13 de Agosto, 2020 0 Por Planetadosavos

Com a pandemia e o estado de emergência provocado pelo Covid-19, em Março de 2020, os Centros de Dias de Portugal encerraram as suas portas. As IPSS’s estão a prestar o seu apoio e a sua assistência nos domicílios dos idosos necessitados, mas já há luz ao fundo do túnel. Recentemente foram divulgadas as normas para as reaberturas dos Centros de Dia a partir do dia 15 de Agosto. 

O Planeta dos Avós informa das normas a serem aplicadas, mas atenção:

  • É sempre bom ver o plano completo das orientações para a reabertura dos Centros de Dia;
  • Cada Instituição é única e a sua reabertura deverá ser, sempre, em conformidade com a Segurança Social da zona. 
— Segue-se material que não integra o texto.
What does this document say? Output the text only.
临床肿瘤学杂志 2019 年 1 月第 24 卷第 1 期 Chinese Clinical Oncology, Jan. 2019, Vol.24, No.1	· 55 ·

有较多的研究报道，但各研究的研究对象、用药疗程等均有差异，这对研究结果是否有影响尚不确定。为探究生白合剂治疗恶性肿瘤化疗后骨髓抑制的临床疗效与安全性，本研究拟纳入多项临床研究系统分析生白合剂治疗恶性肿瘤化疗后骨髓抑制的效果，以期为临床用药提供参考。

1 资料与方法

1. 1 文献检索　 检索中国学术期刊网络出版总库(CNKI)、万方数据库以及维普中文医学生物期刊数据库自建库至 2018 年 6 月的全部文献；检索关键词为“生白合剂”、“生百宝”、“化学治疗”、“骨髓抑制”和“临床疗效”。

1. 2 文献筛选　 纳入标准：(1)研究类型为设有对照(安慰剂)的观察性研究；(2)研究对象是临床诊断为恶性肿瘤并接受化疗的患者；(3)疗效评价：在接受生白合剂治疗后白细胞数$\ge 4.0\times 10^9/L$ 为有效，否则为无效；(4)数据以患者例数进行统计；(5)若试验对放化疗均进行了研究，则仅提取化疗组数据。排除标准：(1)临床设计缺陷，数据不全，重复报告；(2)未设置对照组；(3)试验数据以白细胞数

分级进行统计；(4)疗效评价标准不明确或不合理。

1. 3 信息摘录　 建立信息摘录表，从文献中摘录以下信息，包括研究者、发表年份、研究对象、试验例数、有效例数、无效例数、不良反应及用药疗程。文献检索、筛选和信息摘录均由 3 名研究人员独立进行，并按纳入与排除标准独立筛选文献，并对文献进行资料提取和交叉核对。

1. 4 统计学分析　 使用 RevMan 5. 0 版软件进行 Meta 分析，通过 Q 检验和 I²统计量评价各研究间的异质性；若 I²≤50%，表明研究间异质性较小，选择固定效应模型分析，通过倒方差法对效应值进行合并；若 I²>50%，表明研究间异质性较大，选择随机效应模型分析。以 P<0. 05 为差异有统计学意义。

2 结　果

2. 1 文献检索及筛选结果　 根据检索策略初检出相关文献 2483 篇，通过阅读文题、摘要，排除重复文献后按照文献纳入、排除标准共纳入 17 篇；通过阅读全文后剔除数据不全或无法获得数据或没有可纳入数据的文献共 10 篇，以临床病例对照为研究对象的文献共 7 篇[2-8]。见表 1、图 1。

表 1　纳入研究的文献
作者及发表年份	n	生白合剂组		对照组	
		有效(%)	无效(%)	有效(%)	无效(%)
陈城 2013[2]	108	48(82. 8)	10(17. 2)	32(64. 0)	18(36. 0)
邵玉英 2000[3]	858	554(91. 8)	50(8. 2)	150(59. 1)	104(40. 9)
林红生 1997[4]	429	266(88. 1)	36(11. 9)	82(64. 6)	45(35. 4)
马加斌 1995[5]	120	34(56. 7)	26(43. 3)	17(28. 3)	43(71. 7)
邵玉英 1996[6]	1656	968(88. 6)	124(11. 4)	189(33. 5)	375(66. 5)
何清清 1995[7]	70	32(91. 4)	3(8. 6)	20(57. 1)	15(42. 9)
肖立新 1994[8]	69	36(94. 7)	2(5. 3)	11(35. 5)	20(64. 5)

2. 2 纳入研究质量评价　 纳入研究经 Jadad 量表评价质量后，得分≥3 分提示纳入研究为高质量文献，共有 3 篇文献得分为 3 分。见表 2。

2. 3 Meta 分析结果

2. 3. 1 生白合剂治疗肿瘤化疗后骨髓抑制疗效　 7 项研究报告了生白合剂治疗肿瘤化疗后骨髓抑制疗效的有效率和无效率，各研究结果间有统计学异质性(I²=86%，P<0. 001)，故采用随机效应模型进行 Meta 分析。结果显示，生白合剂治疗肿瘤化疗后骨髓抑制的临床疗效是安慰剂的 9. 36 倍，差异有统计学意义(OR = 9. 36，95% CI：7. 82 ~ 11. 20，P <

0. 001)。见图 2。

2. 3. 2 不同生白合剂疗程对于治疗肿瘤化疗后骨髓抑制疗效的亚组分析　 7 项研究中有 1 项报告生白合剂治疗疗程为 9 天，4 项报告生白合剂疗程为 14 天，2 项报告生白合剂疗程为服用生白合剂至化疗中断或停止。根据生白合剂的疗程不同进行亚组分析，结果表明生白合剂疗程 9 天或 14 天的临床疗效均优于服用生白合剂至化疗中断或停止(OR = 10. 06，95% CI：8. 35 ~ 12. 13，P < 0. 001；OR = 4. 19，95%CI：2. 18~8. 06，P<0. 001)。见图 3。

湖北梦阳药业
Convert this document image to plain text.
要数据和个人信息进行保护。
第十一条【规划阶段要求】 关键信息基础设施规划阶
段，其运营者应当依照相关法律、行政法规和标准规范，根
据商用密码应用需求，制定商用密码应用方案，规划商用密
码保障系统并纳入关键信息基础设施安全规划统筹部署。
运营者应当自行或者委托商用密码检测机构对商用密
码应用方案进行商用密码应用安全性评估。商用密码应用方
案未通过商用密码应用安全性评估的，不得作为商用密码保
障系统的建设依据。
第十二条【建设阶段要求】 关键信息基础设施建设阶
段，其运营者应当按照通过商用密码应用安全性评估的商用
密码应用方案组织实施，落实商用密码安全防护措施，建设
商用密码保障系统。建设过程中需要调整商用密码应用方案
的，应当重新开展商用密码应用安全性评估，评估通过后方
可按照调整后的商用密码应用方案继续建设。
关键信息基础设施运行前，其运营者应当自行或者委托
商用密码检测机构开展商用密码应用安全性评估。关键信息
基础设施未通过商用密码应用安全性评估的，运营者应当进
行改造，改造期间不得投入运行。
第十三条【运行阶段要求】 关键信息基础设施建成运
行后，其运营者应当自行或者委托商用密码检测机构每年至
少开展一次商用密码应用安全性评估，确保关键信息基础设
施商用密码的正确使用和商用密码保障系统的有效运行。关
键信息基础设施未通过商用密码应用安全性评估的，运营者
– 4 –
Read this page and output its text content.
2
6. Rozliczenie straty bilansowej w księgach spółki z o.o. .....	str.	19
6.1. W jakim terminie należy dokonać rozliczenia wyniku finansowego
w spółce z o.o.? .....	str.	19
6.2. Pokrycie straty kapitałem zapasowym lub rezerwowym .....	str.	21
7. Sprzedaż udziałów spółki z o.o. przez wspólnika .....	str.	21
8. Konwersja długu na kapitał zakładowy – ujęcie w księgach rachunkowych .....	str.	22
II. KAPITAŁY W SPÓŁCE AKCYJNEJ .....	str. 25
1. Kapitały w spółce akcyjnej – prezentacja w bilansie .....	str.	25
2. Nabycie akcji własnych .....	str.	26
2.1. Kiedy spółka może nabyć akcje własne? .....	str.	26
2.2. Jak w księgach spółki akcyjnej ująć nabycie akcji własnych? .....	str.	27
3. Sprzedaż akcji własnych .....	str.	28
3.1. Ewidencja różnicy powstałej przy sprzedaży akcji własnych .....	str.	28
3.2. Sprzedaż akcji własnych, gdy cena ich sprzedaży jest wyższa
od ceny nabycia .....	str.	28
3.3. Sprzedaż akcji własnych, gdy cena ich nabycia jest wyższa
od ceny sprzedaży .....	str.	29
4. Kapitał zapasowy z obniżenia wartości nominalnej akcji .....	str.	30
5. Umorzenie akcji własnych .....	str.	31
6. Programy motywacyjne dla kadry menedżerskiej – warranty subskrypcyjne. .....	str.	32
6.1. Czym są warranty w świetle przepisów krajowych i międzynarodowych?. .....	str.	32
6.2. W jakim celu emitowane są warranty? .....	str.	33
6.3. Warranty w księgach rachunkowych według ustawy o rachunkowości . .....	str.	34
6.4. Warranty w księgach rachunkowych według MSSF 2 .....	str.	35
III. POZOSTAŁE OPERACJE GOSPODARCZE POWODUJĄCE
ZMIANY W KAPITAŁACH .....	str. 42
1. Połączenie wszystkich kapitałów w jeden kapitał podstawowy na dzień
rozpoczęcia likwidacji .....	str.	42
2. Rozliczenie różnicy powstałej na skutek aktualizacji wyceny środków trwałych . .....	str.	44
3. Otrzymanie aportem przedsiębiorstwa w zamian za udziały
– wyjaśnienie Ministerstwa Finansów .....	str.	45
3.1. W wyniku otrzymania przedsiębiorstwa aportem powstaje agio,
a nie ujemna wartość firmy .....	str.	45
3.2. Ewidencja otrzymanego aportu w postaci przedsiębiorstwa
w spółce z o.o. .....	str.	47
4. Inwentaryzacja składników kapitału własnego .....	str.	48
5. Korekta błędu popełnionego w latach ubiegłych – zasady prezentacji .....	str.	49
Condições das Instalações:

  • Deve ser garantido o distanciamento físico de cerca de 2 metros entre os utentes, sempre que possível;
  • Sempre que a instituição disponha de zonas que não estão a ser utilizadas, poderá ser viável a expansão do Centro de Dia para esses espaços, desde que cumpram as regras de higiene, segurança e salubridade;
  • Sempre que possível, devem ser promovidas atividades no espaço exterior privativo do equipamento;
  • Sempre que o Centro de Dia se encontre em edifícios contíguos ou no mesmo edifício em que funcionem outras respostas sociais, por exemplo ERPI, não deverá haver interação entre os utentes e equipas de profissionais afetos a cada uma dessas respostas.
Fonte: Smart Cities

Condições do Transporte:

  • Sempre que possível deve ser privilegiado o transporte individual dos utentes para o Centro de Dia (pelos familiares ou pessoa de referência);
  • No caso de manifesta impossibilidade de assegurar o transporte individual dos utentes, este deverá ser realizado pela instituição, por entidades externas, mediante parceria, ou utilização pelos utentes de transporte público, de acordo com a Orientação nº 027/2020 de 20/05/20200 da DGS, garantindo:       

    • Cumprimento do intervalo e da distância de segurança entre passageiros;
    • Redução da lotação máxima de acordo com a legislação vigente e em consonância com as recomendações da DGS;
    • Obrigatoriedade do uso de máscaras durante o transporte, sem prejuízo da necessária avaliação casuística, em função das patologias e características de cada utente em concreto, que torne essa utilização impraticável.
    • Disponibilização de solução à base de álcool, à entrada e saída da viatura;
    • Descontaminação da viatura após cada viagem, segundo as orientações da DGS (Orientação 014/2020, de 21/03/2020).

Condições do Funcionamento:

  • Sempre que não for possível o cumprimento do distanciamento físico de cerca 2 metros por inexistência de salas e/ou espaços complementares disponíveis em número suficiente para assegurar o desdobramento dos grupos, o funcionamento deverá ser organizado por grupos em regime de rotatividade ou em turnos distintos de frequência, em função das necessidades do utente.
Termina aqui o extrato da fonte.